Una terra selvaggia e bellissima, l’isola più solitaria della Toscana e che un tempo fu popolata, o per lo meno ci provarono, le popolazioni etrusche. Una destinazione che fa parte dell’arcipelago Toscano e che ha una superficie di 10,4 chilometri quadrati e un perimetro costiero di 16 chilometri. Una vera bellezza, un capolavoro naturale e un luogo solitario, abitato unicamente dalla famiglia del custode dell’isola e dagli agenti del Corpo Forestale che ne salvaguardano la natura selvaggia, sia di terra che di mare.
Un luogo da sogno da vedere il prima possibile
Un autentico gioiello, dall’atmosfera unica, che ricorda le isole del tesoro di cui si è letto da bambini e che, almeno una volta nella vita, varrebbe la pena di visitare. Un luogo che, proprio per le sue caratteristiche, è stato una fonte di ispirazione per uno scrittore come il francese Alexandre Dumas, che proprio sull’Isola di Montecristo ambientò alcuni passaggi di un suo celebre romanzo, la terra in cui il suo protagonista trovò un tesoro che gli servì per mettere in atto una vendetta.
Parliamo del famoso romanzo il Conte di Montecristo, appunto, che prende nome da questa isola da sogno e che non dovreste perdervi per nulla al mondo.
Come prenotare la propria visita sull’Isola di Montecristo
Ma come e quando è possibile visitarla? A partire da lunedì 9 febbraio 2026, sono state aperte le prenotazioni online sul sito ufficiale del Parco Nazionale Arcipelago Toscano. Delle visite guidate, in ben 23 date disponibili, che partiranno da sabato 21 marzo a domenica 20 settembre 2026 e che potranno contare un massimo di75 partecipanti alla volta, per un totale di 1.725 persone fortunate che potranno vedere l’Isola di Montecristo in questa esperienza davvero esclusiva.
Un luogo incontaminato e che ha tanti da raccontare. Un’isola la cui storia inizia dalla fondazione di una importante Abbazia per opera dei seguaci di san Mamiliano, che soggiornò qui come eremita durante il V secolo.

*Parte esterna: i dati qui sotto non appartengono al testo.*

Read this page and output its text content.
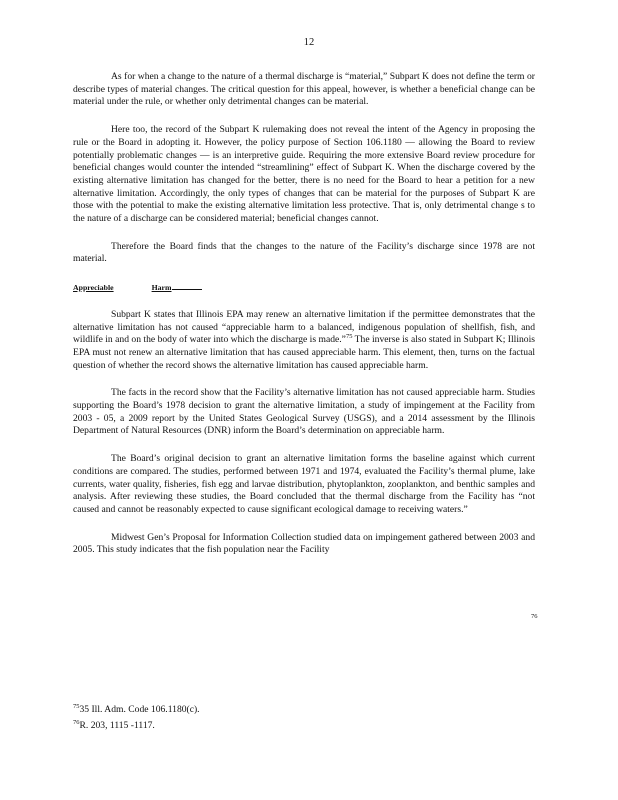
12

As for when a change to the nature of a thermal discharge is “material,” Subpart K does not define the term or describe types of material changes. The critical question for this appeal, however, is whether a beneficial change can be material under the rule, or whether only detrimental changes can be material.

Here too, the record of the Subpart K rulemaking does not reveal the intent of the Agency in proposing the rule or the Board in adopting it. However, the policy purpose of Section 106.1180 — allowing the Board to review potentially problematic changes — is an interpretive guide. Requiring the more extensive Board review procedure for beneficial changes would counter the intended “streamlining” effect of Subpart K. When the discharge covered by the existing alternative limitation has changed for the better, there is no need for the Board to hear a petition for a new alternative limitation. Accordingly, the only types of changes that can be material for the purposes of Subpart K are those with the potential to make the existing alternative limitation less protective. That is, only detrimental change s to the nature of a discharge can be considered material; beneficial changes cannot.

Therefore the Board finds that the changes to the nature of the Facility’s discharge since 1978 are not material.

Appreciable	Harm

Subpart K states that Illinois EPA may renew an alternative limitation if the permittee demonstrates that the alternative limitation has not caused “appreciable harm to a balanced, indigenous population of shellfish, fish, and wildlife in and on the body of water into which the discharge is made.”$^{75}$ The inverse is also stated in Subpart K; Illinois EPA must not renew an alternative limitation that has caused appreciable harm. This element, then, turns on the factual question of whether the record shows the alternative limitation has caused appreciable harm.

The facts in the record show that the Facility’s alternative limitation has not caused appreciable harm. Studies supporting the Board’s 1978 decision to grant the alternative limitation, a study of impingement at the Facility from 2003 - 05, a 2009 report by the United States Geological Survey (USGS), and a 2014 assessment by the Illinois Department of Natural Resources (DNR) inform the Board’s determination on appreciable harm.

The Board’s original decision to grant an alternative limitation forms the baseline against which current conditions are compared. The studies, performed between 1971 and 1974, evaluated the Facility’s thermal plume, lake currents, water quality, fisheries, fish egg and larvae distribution, phytoplankton, zooplankton, and benthic samples and analysis. After reviewing these studies, the Board concluded that the thermal discharge from the Facility has “not caused and cannot be reasonably expected to cause significant ecological damage to receiving waters.”

Midwest Gen’s Proposal for Information Collection studied data on impingement gathered between 2003 and 2005. This study indicates that the fish population near the Facility

76

$^{75}$35 Ill. Adm. Code 106.1180(c).

$^{76}$R. 203, 1115 -1117.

Durante la metà del XVI secolo, poi, furono i saraceni a espugnare il Monastero, decretandone la fine. In seguito, dopo l’Unità d’Italia nel 1878, venne istituita in loco una colonia penale e nel 1899 quest’isola toscana diventò una riserva di caccia esclusiva di Vittorio Emanuele III, rimanendo tale fino al 1971, quando venne dichiarata Riserva Naturale.

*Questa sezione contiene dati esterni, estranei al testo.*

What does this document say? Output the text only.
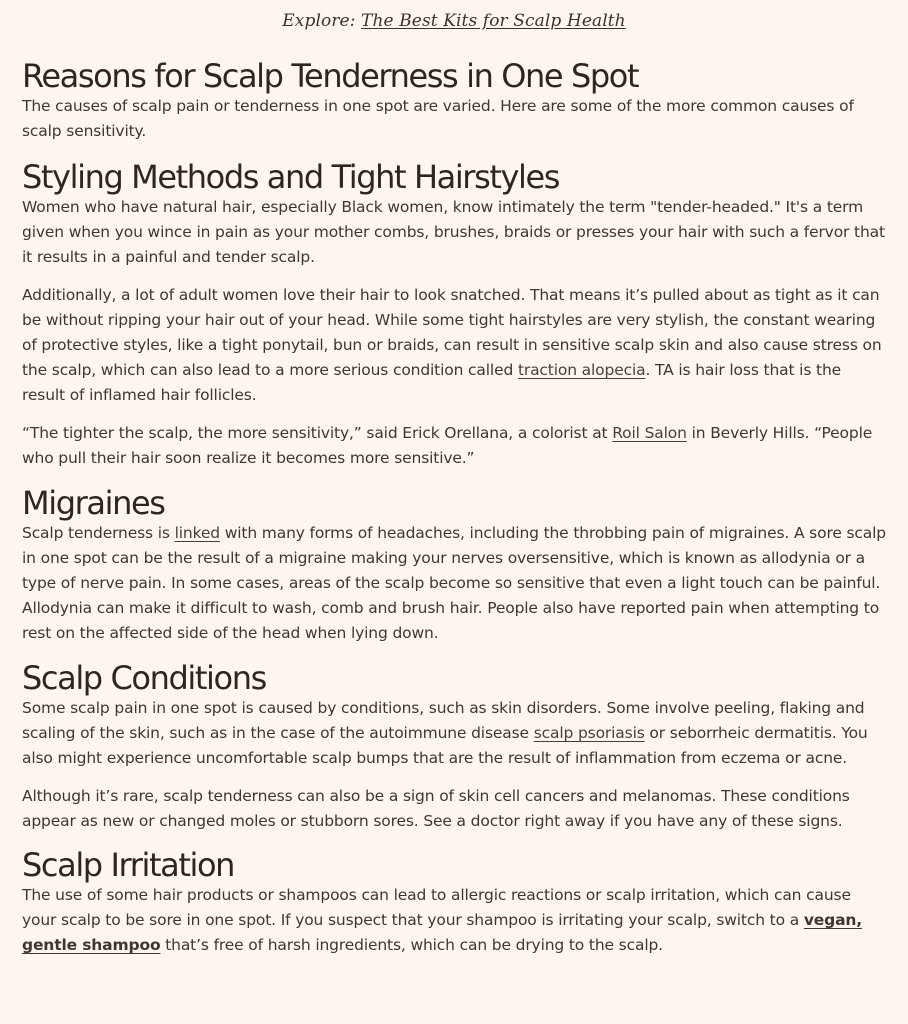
Explore: The Best Kits for Scalp Health
Reasons for Scalp Tenderness in One Spot

The causes of scalp pain or tenderness in one spot are varied. Here are some of the more common causes of scalp sensitivity.

Styling Methods and Tight Hairstyles

Women who have natural hair, especially Black women, know intimately the term "tender-headed." It's a term given when you wince in pain as your mother combs, brushes, braids or presses your hair with such a fervor that it results in a painful and tender scalp.

Additionally, a lot of adult women love their hair to look snatched. That means it’s pulled about as tight as it can be without ripping your hair out of your head. While some tight hairstyles are very stylish, the constant wearing of protective styles, like a tight ponytail, bun or braids, can result in sensitive scalp skin and also cause stress on the scalp, which can also lead to a more serious condition called traction alopecia. TA is hair loss that is the result of inflamed hair follicles.

“The tighter the scalp, the more sensitivity,” said Erick Orellana, a colorist at Roil Salon in Beverly Hills. “People who pull their hair soon realize it becomes more sensitive.”

Migraines

Scalp tenderness is linked with many forms of headaches, including the throbbing pain of migraines. A sore scalp in one spot can be the result of a migraine making your nerves oversensitive, which is known as allodynia or a type of nerve pain. In some cases, areas of the scalp become so sensitive that even a light touch can be painful. Allodynia can make it difficult to wash, comb and brush hair. People also have reported pain when attempting to rest on the affected side of the head when lying down.

Scalp Conditions

Some scalp pain in one spot is caused by conditions, such as skin disorders. Some involve peeling, flaking and scaling of the skin, such as in the case of the autoimmune disease scalp psoriasis or seborrheic dermatitis. You also might experience uncomfortable scalp bumps that are the result of inflammation from eczema or acne.

Although it’s rare, scalp tenderness can also be a sign of skin cell cancers and melanomas. These conditions appear as new or changed moles or stubborn sores. See a doctor right away if you have any of these signs.

Scalp Irritation

The use of some hair products or shampoos can lead to allergic reactions or scalp irritation, which can cause your scalp to be sore in one spot. If you suspect that your shampoo is irritating your scalp, switch to a vegan, gentle shampoo that’s free of harsh ingredients, which can be drying to the scalp.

Cosa vedere sull’isola più autentica del Mediterraneo
Un’isola che, nonostante abbia delle severe regole per essere visitata e sia a numero chiuso, vale davvero la pena vedere, o provare a farlo. Il motivo? Le bellezze uniche dell’Isola di Montecristo, come la bellissima grotta di San Mamiliano, un luogo sacro legato alla figura del santo, Vescovo di Palermo che, secondo tradizione, sarebbe approdato su quest’isola per fuggire dai Vandali insieme ad altri monaci. Un luogo che testimonia la vocazione monastica di quest’isola toscana e che merita di essere scoperta.
Avventurandosi verso le pendici del Monte della Fortezza, ecco che ci si trova davanti ai resti di un fortilizio che venne fatto costruire alla fine del XIV secolo dagli Appiani alla fine del XIV secolo, e alla Grotta che si è sempre identificata come la dimora del santo eremita. Ma non solo, secondo la leggenda, infatti, qui il Santo avrebbe ucciso un drago, simbolo del paganesimo, facendosi scudo con una croce.

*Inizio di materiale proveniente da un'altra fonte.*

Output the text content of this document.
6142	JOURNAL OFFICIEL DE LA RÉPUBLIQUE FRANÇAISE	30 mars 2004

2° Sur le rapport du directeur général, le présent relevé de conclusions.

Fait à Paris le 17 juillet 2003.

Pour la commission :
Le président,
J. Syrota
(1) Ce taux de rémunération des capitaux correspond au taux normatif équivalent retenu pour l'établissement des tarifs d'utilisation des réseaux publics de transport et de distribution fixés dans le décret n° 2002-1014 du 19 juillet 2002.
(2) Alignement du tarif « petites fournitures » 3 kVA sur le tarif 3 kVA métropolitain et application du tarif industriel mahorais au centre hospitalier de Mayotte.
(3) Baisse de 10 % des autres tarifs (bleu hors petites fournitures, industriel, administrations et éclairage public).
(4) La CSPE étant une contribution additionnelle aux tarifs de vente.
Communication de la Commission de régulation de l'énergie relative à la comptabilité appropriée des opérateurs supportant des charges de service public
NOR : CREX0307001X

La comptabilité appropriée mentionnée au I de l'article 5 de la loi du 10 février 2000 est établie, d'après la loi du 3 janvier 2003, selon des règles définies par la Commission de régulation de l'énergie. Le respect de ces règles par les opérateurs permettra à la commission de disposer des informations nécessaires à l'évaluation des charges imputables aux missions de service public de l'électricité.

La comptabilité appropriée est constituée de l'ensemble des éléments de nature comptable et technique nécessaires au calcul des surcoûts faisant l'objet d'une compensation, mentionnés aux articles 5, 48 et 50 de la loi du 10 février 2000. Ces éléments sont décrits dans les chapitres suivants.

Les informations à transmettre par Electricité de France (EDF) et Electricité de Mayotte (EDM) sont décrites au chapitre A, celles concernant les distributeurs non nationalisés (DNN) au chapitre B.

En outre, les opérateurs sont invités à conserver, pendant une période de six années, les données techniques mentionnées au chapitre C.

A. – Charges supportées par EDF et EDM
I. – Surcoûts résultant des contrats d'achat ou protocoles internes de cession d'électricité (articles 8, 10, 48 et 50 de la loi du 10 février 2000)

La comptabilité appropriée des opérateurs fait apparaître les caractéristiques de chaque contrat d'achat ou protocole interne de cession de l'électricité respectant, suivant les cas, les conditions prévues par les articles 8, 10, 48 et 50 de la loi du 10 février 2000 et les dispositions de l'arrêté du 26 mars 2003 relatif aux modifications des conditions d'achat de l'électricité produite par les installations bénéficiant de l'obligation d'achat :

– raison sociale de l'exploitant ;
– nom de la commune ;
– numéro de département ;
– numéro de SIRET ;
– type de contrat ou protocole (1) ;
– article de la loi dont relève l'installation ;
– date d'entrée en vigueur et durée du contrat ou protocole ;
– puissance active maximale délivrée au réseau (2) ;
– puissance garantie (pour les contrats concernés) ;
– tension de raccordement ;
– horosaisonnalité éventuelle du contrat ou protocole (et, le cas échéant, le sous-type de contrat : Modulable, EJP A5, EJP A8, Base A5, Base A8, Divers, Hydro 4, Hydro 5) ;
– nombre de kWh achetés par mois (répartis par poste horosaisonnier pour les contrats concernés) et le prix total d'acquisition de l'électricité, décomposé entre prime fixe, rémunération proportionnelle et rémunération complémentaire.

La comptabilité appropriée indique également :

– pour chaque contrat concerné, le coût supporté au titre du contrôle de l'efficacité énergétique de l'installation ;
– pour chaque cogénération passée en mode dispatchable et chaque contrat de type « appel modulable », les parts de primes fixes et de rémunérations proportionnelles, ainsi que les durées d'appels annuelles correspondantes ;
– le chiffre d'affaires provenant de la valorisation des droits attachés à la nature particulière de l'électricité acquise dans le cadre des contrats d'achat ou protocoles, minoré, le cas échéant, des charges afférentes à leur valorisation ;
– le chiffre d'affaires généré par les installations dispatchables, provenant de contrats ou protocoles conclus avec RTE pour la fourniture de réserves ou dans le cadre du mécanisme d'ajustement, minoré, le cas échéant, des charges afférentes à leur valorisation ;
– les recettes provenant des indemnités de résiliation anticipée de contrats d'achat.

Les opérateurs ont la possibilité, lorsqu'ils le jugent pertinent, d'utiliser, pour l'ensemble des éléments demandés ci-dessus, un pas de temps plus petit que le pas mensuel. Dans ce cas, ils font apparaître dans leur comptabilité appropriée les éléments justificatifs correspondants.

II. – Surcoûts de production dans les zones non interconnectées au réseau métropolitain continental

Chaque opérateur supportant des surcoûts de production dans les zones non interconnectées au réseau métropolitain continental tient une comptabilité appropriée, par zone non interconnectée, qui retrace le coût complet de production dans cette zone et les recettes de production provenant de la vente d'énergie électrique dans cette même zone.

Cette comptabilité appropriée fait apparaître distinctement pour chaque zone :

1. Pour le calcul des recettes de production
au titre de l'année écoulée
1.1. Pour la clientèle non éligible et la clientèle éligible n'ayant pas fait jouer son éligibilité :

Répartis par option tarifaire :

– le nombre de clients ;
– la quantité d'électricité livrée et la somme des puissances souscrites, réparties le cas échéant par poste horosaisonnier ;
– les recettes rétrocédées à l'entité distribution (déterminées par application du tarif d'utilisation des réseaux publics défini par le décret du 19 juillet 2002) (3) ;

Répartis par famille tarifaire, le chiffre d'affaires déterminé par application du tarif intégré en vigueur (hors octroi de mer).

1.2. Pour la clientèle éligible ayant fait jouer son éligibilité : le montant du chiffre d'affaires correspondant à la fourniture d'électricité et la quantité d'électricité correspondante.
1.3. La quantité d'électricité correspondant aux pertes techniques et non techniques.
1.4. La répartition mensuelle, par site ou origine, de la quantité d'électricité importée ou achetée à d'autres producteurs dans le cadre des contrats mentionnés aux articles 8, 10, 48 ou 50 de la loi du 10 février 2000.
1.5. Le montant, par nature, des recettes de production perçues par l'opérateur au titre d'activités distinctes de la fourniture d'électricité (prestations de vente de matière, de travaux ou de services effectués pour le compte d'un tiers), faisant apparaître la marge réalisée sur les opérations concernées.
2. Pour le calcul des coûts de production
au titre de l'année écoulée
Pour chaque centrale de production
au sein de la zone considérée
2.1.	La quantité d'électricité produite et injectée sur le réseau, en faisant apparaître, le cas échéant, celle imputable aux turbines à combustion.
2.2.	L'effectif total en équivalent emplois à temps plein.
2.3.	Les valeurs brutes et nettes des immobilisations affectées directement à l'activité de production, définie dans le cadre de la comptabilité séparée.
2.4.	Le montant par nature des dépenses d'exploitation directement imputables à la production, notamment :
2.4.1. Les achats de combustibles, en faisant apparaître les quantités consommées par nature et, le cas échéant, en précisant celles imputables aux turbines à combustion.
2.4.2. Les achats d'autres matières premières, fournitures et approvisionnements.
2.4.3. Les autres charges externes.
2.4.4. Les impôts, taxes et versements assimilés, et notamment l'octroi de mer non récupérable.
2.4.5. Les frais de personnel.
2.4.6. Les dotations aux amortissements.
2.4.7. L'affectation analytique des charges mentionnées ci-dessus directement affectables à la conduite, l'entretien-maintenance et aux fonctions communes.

Durante la vostra visita, a Ovest dell’Isola di Montecristo, potrete anche vedere un’altra meraviglia, lo Scoglio d’Africa o Formica di Montecristo. Un piccolo isolotto che è sito situato nelle acque tra il Tirreno e il Canale di Corsica. Uno scoglio che fa parte della dorsale marina che, nei suoi affioramenti più a nord, ha dato vita anche all’Isola di Pianosa e l’Isola di Capraia. Altre due bellezze del Mar Mediterraneo che meritano di essere scoperte durante il vostro prossimo viaggio in Toscana alla scoperta dell’Isola di Montecristo.